I recently have been playing around with CUDA, and was hoping to try out the unified memory model. I tried playing with sample code, and strangely, when launching the kernel, no values seemed to be updating. Modifying unified data from the host works fine, yet kernels launched simply won't modify the unified data.

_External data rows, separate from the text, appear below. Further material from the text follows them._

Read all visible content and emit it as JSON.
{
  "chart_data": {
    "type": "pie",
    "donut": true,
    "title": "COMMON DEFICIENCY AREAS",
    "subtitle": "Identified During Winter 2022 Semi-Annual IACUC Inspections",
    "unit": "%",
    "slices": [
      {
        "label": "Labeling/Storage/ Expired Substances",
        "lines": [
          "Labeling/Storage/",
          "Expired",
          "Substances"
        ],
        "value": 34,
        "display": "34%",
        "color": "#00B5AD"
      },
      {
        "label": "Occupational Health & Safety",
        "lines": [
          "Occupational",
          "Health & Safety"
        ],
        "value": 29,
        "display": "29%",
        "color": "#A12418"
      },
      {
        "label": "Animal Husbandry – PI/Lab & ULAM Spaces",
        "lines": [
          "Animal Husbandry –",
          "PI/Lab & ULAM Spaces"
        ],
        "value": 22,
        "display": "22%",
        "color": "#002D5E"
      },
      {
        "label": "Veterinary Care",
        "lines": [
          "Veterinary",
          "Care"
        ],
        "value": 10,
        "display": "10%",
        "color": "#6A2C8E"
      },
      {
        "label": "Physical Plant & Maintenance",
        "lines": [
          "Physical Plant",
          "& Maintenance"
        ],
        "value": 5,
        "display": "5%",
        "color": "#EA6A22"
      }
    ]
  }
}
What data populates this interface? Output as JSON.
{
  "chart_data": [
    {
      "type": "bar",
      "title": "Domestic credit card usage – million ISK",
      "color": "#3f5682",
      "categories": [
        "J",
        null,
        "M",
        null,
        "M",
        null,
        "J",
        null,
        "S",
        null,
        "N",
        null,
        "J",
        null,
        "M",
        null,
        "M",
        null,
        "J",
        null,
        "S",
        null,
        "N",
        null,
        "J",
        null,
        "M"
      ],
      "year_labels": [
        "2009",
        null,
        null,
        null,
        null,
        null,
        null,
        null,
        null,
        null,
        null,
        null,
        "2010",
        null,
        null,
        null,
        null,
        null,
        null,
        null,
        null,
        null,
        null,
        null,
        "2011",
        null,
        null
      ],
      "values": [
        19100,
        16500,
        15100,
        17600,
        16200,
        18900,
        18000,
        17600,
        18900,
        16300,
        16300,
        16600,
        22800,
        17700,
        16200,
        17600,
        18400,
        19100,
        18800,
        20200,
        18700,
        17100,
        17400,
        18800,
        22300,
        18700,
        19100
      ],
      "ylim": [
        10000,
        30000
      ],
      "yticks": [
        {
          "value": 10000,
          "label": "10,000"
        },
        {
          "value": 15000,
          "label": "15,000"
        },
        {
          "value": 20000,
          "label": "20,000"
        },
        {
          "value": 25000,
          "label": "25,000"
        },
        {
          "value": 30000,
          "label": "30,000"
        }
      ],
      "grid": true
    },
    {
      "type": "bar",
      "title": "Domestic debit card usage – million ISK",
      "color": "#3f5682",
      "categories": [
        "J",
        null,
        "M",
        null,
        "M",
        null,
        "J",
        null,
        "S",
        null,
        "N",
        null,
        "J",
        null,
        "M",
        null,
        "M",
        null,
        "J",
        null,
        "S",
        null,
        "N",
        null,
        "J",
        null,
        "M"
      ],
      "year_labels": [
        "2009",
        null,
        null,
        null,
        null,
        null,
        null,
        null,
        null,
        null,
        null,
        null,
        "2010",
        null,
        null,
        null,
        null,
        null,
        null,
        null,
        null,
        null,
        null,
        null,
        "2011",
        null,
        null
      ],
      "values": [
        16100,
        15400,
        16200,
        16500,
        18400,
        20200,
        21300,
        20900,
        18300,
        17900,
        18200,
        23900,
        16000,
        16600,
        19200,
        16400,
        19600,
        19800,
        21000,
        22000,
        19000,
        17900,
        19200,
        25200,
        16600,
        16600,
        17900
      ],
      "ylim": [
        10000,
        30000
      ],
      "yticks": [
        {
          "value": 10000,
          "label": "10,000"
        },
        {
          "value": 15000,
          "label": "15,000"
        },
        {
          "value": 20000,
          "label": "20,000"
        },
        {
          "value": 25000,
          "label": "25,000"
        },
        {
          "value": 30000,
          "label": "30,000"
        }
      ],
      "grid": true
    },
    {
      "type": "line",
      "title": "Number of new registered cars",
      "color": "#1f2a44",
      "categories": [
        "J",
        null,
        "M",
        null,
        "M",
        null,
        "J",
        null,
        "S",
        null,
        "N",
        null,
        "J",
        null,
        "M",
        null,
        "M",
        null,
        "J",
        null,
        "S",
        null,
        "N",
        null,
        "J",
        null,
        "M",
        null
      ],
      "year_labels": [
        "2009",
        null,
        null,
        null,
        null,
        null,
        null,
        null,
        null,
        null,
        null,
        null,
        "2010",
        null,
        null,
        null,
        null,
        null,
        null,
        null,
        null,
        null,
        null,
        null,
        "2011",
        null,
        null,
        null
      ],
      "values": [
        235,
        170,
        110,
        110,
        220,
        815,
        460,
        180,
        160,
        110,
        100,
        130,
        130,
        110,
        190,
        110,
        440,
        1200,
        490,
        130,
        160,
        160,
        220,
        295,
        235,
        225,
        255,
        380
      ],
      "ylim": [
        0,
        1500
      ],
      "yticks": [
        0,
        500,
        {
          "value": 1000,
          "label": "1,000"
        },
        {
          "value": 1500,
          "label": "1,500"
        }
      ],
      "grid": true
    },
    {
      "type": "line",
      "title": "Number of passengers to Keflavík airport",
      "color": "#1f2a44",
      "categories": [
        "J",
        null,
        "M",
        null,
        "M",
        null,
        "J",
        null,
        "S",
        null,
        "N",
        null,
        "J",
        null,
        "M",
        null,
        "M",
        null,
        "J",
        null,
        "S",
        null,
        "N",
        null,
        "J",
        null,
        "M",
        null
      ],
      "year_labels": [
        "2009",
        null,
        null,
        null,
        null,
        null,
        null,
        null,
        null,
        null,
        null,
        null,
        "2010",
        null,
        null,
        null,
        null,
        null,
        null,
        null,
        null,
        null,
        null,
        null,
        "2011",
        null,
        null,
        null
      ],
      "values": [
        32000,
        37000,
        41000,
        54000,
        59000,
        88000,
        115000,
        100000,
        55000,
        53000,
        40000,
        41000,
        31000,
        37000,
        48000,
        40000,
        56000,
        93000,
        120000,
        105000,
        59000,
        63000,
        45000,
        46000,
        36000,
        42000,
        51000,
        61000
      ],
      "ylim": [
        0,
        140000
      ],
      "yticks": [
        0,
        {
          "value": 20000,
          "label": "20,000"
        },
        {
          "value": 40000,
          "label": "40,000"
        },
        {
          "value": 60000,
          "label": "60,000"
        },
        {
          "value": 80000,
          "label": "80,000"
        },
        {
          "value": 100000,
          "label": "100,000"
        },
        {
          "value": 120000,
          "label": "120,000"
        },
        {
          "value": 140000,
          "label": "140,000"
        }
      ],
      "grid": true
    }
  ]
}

My card is a GTX 770 with 4GB of memory. I'm running Arch Linux, kernel 3.14-2, using GCC 4.8 to compile my samples. I'm setting the compute arch to sm_30, and activative -m64 flag
Here's one sample that I was playing with. X[0] and X[1] always evaluate to 0, even when the kernel launches.
#include<stdio.h>
#include <cuda.h>
__global__ void kernel(int* x){
x[threadIdx.x] = 2;
}
int main(){
int* x;
cudaMallocManaged(&x, sizeof(int) * 2);
cudaError_t error = cudaGetLastError();
printf("%s\n", error);
x[0] = 0;
x[1] = 0;
kernel<<<1, 2>>>(x);
cudaDeviceSynchronize();
printf("result = %d\n", x[1]);
cudaFree(x);
return 0;
}
Another sample is this:
__global__ void adjacency_map_init_gpu(adjacency_map_t* map){
int row = threadIdx.y + blockIdx.y * blockDim.y;
int col = threadIdx.x + blockIdx.x * blockDim.x;
int i = row * map->width + col;
max(i, 0);
min(i, map->width * map->height);
map->connections[i] = 0;
}
__global__ void adjacency_map_connect_gpu(edge_t* edges, int num_edges, adjacency_map_t* map){
int i = threadIdx.x + (((gridDim.x * blockIdx.y) + blockIdx.x)*blockDim.x);
max(i, 0);
min(i, num_edges);
int n_start = edges[i].n_start;
int n_end = edges[i].n_end;
int map_index = n_start * map->width + n_end;
map->connections[map_index] = 1;
printf("%d new value: %d\n", map_index, map->connections[map_index]);
}
adjacency_map_t* adjacency_map_init(int num_nodes, edge_t* edges, int num_edges){
adjacency_map_t *map;// = (adjacency_map_t*)malloc(sizeof(adjacency_map_t));
cudaMallocManaged(&map, sizeof(adjacency_map_t));
cudaMallocManaged(&(map->connections), num_nodes * num_nodes * sizeof(int));
//map->connections = (int*)malloc(sizeof(int) * num_nodes * num_nodes);
map->width = num_nodes;
map->height = num_nodes;
map->stride = 0;
//GPU stuff
// adjacency_map_t *d_map;
// int* d_connections;
// cudaMalloc((void**) &d_map, sizeof(adjacency_map_t));
// cudaMalloc((void**) &d_connections, num_nodes * num_nodes * sizeof(int));
// cudaMemcpy(d_map, map, sizeof(adjacency_map_t), cudaMemcpyHostToDevice);
// cudaMemcpy(d_connections, map->connections, num_nodes * num_nodes, cudaMemcpyHostToDevice);
//cudaMemcpy(&(d_map->connections), &d_connections, sizeof(int*), cudaMemcpyHostToDevice);
// edge_t* d_edges;
// cudaMalloc((void**) &d_edges, num_edges * sizeof(edge_t));
// cudaMemcpy(d_edges, edges, num_edges * sizeof(edge_t), cudaMemcpyHostToDevice);
adjacency_map_init_gpu<<<1, 3>>>(map);
cudaDeviceSynchronize();
//adjacency_map_connect_gpu<<<1, 3>>>(edges, num_edges, map);
cudaDeviceSynchronize();
// cudaMemcpy(map, d_map, sizeof(adjacency_map_t), cudaMemcpyDeviceToHost);
//Synchronize everything
// cudaFree(map);
// cudaFree(edges);
return map;
}
Basically, I can access all the elements in the original structure on the host for the second snippet of code. Once I try to launch a kernel function, however, the pointer becomes inaccessible (at least, tested from gdb), and the entire object's data is inaccessible. The only portion of the edges and the map pointer I can still see after the first kernel launch are their respective locations.
Any help would be greatly appreciated! Thanks so much!